Although there is no hard breakdown for the TSBS of FIG. 1 as what may happen in the TMBS, the highest barrier Schottky contact achievable within the trenches limits the application of TSBS for high voltage rating SiC devices because of the barrier lowering effect caused by image force when a high electric field crowded around the trench corners.

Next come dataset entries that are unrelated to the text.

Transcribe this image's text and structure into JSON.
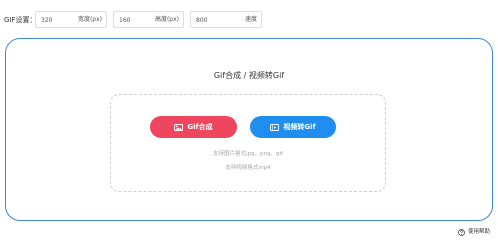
{
  "settings": {
    "label": "GIF设置：",
    "width": {
      "value": "320",
      "suffix": "宽度(px)"
    },
    "height": {
      "value": "160",
      "suffix": "高度(px)"
    },
    "speed": {
      "value": "800",
      "suffix": "速度"
    }
  },
  "main": {
    "title": "Gif合成 / 视频转Gif",
    "buttons": {
      "gif_compose": {
        "label": "Gif合成",
        "icon": "image-icon",
        "color": "#f0455f"
      },
      "video_to_gif": {
        "label": "视频转Gif",
        "icon": "video-icon",
        "color": "#1f8ef0"
      }
    },
    "hints": {
      "images": "支持图片格式jpg、png、gif",
      "video": "支持视频格式mp4"
    }
  },
  "help": {
    "label": "使用帮助",
    "icon": "help-circle-icon"
  },
  "colors": {
    "accent_border": "#3f88d6",
    "red_button": "#f0455f",
    "blue_button": "#1f8ef0"
  }
}
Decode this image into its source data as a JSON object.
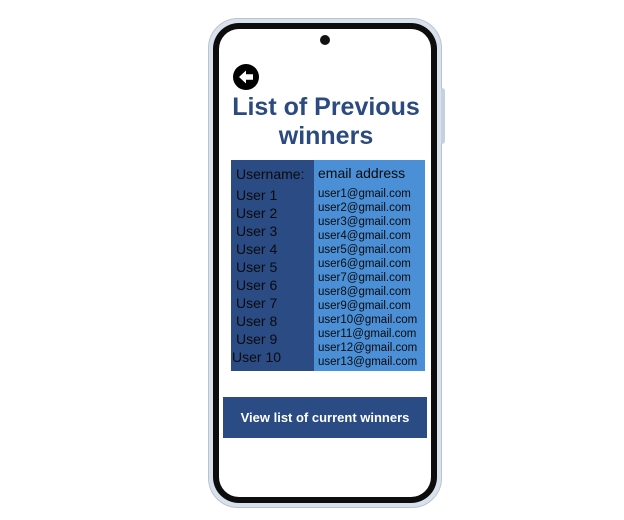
{
  "screen": {
    "title": "List of Previous winners"
  },
  "back": {
    "icon": "arrow-left-icon"
  },
  "table": {
    "headers": {
      "username": "Username:",
      "email": "email address"
    },
    "users": [
      "User 1",
      "User 2",
      "User 3",
      "User 4",
      "User 5",
      "User 6",
      "User 7",
      "User 8",
      "User 9",
      "User 10"
    ],
    "emails": [
      "user1@gmail.com",
      "user2@gmail.com",
      "user3@gmail.com",
      "user4@gmail.com",
      "user5@gmail.com",
      "user6@gmail.com",
      "user7@gmail.com",
      "user8@gmail.com",
      "user9@gmail.com",
      "user10@gmail.com",
      "user11@gmail.com",
      "user12@gmail.com",
      "user13@gmail.com"
    ]
  },
  "actions": {
    "view_current_label": "View list of current winners"
  },
  "colors": {
    "brand_dark": "#2a4b84",
    "brand_light": "#4b8fd6",
    "title": "#2b4a7f"
  }
}
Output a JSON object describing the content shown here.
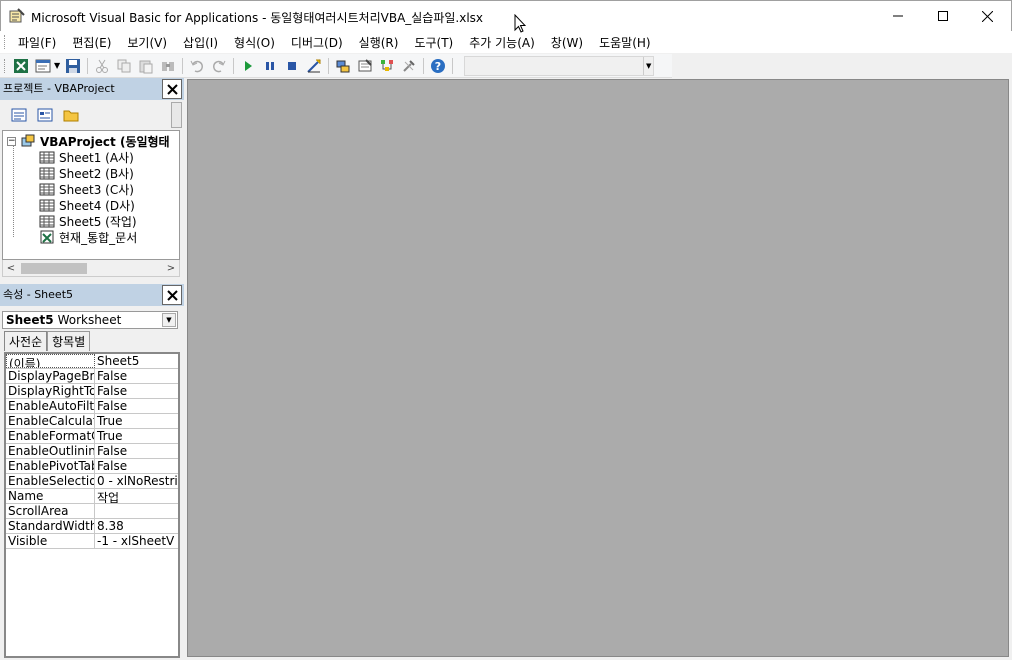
{
  "window": {
    "title": "Microsoft Visual Basic for Applications - 동일형태여러시트처리VBA_실습파일.xlsx",
    "app_icon": "vba-app-icon",
    "controls": [
      "minimize-icon",
      "maximize-icon",
      "close-icon"
    ]
  },
  "menubar": {
    "items": [
      {
        "label": "파일(F)"
      },
      {
        "label": "편집(E)"
      },
      {
        "label": "보기(V)"
      },
      {
        "label": "삽입(I)"
      },
      {
        "label": "형식(O)"
      },
      {
        "label": "디버그(D)"
      },
      {
        "label": "실행(R)"
      },
      {
        "label": "도구(T)"
      },
      {
        "label": "추가 기능(A)"
      },
      {
        "label": "창(W)"
      },
      {
        "label": "도움말(H)"
      }
    ]
  },
  "toolbar": {
    "buttons": [
      "excel-icon",
      "insert-module-icon",
      "save-icon",
      "cut-icon",
      "copy-icon",
      "paste-icon",
      "find-icon",
      "undo-icon",
      "redo-icon",
      "run-icon",
      "break-icon",
      "reset-icon",
      "design-mode-icon",
      "project-explorer-icon",
      "properties-icon",
      "object-browser-icon",
      "toolbox-icon",
      "help-icon"
    ]
  },
  "project_panel": {
    "title": "프로젝트 - VBAProject",
    "root": "VBAProject (동일형태",
    "items": [
      {
        "label": "Sheet1 (A사)"
      },
      {
        "label": "Sheet2 (B사)"
      },
      {
        "label": "Sheet3 (C사)"
      },
      {
        "label": "Sheet4 (D사)"
      },
      {
        "label": "Sheet5 (작업)"
      },
      {
        "label": "현재_통합_문서"
      }
    ]
  },
  "properties_panel": {
    "title": "속성 - Sheet5",
    "object_name": "Sheet5",
    "object_type": "Worksheet",
    "tabs": [
      {
        "label": "사전순"
      },
      {
        "label": "항목별"
      }
    ],
    "rows": [
      {
        "name": "(이름)",
        "value": "Sheet5"
      },
      {
        "name": "DisplayPageBre",
        "value": "False"
      },
      {
        "name": "DisplayRightTo",
        "value": "False"
      },
      {
        "name": "EnableAutoFilte",
        "value": "False"
      },
      {
        "name": "EnableCalculat",
        "value": "True"
      },
      {
        "name": "EnableFormatC",
        "value": "True"
      },
      {
        "name": "EnableOutlining",
        "value": "False"
      },
      {
        "name": "EnablePivotTab",
        "value": "False"
      },
      {
        "name": "EnableSelectio",
        "value": "0 - xlNoRestri"
      },
      {
        "name": "Name",
        "value": "작업"
      },
      {
        "name": "ScrollArea",
        "value": ""
      },
      {
        "name": "StandardWidth",
        "value": "8.38"
      },
      {
        "name": "Visible",
        "value": "-1 - xlSheetV"
      }
    ]
  },
  "colors": {
    "panel_header": "#c0d2e4",
    "workspace": "#ababab"
  }
}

Therefore, the silicon carbide Schottky diodes with voltage ratings higher than 600V mainly adopt junction barrier Schottky (JBS) structures. In the JBS structure, pn-junctions formed by spaced p+ regions implanted on the n-type silicon carbide drift layer using aluminum are used to generate depletion regions to shield the electric field from the Schottky contact to reduce leakage current under reverse bias. Nevertheless the implantation processes in SiC require an elevated temperature (400˜700° C.) where normal photoresists are not adequate for masking and a hardmask made of oxide for example has to be used. Following the implantation processes, an ultra-high-temperature annealing (1600˜1800° C.) is further necessary to active the dopants. These high temperature processes increase the manufacturing cost of SiC Schottky diodes.